Venezuelan Army Backs Chavez Amid Uncertainty
Court rules Chavez remains president and can be sworn in at a later date
Marilia Brocchetto CNN
January 16, 2013
|Hugo Chavez (right) visited Fidel Castro in Cuba, in March 2012|
Chavez was unable to be sworn in last week for a new term because he is in Cuba recovering from a fourth cancer surgery. His absence at the inauguration raised constitutional questions about who is in charge of the country, opposition politicians said.
The Supreme Court clarified the issue last week, ruling that Chavez remains president and can be sworn in at a later date.
The army will defend that decision, Defense Minister Diego Molero Bellavia said Wednesday.
"Soldiers will abide by and enforce the Supreme Court decision to allow the head of state to return home when his health improves," he said.
Molero added that the armed forces have "unconditional loyalty, now more than ever, to commander Hugo Chavez."

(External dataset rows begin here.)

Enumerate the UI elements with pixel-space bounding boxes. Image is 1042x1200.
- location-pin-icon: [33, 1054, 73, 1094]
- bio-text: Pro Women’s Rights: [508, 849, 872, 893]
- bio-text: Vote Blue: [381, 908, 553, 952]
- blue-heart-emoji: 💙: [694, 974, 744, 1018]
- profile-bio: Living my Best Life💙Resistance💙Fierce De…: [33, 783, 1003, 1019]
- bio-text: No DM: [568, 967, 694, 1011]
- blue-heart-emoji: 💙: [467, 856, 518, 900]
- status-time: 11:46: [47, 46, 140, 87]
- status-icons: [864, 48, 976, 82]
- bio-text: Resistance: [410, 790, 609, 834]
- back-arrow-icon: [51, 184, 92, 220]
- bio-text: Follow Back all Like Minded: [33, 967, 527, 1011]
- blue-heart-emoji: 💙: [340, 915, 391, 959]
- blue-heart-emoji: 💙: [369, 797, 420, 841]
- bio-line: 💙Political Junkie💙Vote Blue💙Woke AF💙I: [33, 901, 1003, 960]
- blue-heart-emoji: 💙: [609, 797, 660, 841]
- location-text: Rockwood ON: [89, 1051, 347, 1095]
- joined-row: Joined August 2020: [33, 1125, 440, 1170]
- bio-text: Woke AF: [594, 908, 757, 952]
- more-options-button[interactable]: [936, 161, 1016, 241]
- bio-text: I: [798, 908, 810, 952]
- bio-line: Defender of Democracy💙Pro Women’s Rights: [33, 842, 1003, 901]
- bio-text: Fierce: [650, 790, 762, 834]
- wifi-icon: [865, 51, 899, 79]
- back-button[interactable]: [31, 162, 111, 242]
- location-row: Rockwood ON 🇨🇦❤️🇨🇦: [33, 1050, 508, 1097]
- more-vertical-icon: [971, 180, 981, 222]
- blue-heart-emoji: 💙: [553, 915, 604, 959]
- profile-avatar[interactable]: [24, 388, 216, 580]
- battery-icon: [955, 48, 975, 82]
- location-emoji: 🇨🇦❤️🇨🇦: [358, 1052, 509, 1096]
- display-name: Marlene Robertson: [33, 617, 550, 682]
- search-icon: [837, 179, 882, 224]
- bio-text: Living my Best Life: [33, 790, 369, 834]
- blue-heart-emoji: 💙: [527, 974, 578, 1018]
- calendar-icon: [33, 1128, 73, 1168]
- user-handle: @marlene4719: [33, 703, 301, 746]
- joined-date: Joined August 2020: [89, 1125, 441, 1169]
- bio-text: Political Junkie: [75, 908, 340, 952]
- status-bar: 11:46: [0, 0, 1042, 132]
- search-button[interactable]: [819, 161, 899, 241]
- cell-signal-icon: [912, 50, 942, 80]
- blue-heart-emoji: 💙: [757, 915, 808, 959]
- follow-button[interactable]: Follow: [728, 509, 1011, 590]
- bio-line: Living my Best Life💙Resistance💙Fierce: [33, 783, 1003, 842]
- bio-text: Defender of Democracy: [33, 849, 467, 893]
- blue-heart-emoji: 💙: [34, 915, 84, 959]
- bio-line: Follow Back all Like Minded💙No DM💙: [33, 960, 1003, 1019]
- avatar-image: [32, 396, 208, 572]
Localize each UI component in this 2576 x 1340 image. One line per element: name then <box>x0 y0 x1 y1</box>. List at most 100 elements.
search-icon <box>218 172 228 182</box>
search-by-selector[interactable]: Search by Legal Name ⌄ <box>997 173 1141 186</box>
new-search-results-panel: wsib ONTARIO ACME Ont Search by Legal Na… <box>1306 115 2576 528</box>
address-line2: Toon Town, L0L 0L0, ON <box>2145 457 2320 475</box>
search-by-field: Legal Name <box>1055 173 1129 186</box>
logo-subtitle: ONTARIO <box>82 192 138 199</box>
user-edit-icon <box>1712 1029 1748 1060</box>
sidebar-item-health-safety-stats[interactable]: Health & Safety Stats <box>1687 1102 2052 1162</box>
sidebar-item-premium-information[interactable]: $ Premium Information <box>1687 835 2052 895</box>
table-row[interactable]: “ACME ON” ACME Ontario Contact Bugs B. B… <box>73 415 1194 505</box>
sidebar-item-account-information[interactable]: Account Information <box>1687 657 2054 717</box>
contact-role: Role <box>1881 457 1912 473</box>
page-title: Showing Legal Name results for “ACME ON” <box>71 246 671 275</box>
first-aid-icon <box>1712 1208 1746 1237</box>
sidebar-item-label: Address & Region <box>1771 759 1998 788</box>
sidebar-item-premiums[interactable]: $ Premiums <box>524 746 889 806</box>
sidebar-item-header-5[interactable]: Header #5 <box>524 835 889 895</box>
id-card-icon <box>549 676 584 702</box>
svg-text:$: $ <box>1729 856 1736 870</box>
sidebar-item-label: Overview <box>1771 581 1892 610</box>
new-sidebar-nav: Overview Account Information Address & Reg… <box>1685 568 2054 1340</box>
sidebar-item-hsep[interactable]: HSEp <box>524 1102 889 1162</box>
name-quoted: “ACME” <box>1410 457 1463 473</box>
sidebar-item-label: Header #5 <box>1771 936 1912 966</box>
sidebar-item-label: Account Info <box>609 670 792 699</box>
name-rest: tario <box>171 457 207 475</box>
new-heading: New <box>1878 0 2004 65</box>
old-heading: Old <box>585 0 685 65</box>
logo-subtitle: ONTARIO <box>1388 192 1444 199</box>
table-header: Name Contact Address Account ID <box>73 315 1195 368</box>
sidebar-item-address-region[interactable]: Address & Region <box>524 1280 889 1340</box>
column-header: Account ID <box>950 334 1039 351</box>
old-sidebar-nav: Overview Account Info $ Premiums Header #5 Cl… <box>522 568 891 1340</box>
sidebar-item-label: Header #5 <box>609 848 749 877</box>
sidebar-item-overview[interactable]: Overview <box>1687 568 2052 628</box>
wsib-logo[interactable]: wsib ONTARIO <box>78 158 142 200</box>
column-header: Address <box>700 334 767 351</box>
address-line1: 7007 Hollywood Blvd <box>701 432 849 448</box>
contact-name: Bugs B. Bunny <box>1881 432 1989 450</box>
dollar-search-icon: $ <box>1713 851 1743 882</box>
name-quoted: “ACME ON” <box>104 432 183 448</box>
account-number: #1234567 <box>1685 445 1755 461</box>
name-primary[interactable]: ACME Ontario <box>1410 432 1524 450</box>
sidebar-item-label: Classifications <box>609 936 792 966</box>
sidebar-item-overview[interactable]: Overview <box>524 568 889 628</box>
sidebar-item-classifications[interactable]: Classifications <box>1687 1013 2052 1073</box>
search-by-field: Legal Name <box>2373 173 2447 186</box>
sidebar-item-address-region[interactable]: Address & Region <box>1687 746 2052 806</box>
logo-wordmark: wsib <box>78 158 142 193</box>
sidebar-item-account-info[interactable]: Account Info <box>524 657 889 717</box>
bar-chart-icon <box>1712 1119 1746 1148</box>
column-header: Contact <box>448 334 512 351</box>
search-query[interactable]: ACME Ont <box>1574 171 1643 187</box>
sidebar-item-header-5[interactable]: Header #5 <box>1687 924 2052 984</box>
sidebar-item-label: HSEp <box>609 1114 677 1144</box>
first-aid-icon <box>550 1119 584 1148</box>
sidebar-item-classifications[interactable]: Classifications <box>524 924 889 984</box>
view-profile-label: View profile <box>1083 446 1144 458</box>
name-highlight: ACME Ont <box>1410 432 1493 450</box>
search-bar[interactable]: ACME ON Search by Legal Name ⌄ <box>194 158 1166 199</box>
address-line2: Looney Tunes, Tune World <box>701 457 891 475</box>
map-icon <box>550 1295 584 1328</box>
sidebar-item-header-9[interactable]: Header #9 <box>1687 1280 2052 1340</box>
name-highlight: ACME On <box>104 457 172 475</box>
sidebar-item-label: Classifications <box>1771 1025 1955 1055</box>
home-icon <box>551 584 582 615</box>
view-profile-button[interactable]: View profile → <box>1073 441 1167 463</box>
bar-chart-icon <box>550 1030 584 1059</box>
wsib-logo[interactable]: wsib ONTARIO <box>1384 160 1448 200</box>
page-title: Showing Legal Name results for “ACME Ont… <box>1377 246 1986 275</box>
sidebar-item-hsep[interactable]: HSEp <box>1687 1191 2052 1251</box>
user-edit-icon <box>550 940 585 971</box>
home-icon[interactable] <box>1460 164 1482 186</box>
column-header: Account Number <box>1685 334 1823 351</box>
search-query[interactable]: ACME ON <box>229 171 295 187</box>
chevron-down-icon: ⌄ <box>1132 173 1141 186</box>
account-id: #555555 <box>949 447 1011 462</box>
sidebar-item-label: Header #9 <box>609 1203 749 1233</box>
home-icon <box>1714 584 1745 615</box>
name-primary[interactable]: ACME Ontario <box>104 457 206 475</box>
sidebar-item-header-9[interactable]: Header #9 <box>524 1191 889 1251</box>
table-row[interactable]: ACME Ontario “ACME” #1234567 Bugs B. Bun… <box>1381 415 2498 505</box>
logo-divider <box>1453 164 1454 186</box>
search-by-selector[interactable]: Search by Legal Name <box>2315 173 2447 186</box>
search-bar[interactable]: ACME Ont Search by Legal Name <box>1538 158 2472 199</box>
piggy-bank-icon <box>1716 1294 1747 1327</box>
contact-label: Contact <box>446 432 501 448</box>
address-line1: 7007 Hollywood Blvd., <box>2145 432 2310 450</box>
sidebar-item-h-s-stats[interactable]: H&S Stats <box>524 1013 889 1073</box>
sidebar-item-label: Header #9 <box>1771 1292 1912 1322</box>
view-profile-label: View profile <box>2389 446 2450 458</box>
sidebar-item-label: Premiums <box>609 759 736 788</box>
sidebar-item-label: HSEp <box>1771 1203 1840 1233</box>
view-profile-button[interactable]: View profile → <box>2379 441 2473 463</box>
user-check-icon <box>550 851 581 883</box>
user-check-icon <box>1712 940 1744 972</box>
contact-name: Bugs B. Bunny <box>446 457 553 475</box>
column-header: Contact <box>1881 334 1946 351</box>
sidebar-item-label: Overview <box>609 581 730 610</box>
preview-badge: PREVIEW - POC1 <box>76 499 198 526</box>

On Sunday, officials said Chavez's health was progressing positively and that the 58-year-old Venezuelan president was conscious and in contact with his family and political and medical advisers.
"In spite of the delicate state of his health... the general medical evolution has been favorable in recent days," a government statement said, noting that a lung infection Chavez has been battling was under control.
Neither Chavez nor the government has said what type of cancer he has, sparking growing speculation about his health and political future. Opposition politicians have decried the lack of transparency, while government officials have accused political opponents and right-wing media of trying to destabilize the government by spreading rumors.
Chavez has not made a public appearance or spoken on state television since doctors operated on him more than a month ago. The long absence is not typical of the loquacious leader, who missed his own inauguration last week.
CNN's Catherine E. Shoichet contributed to this report.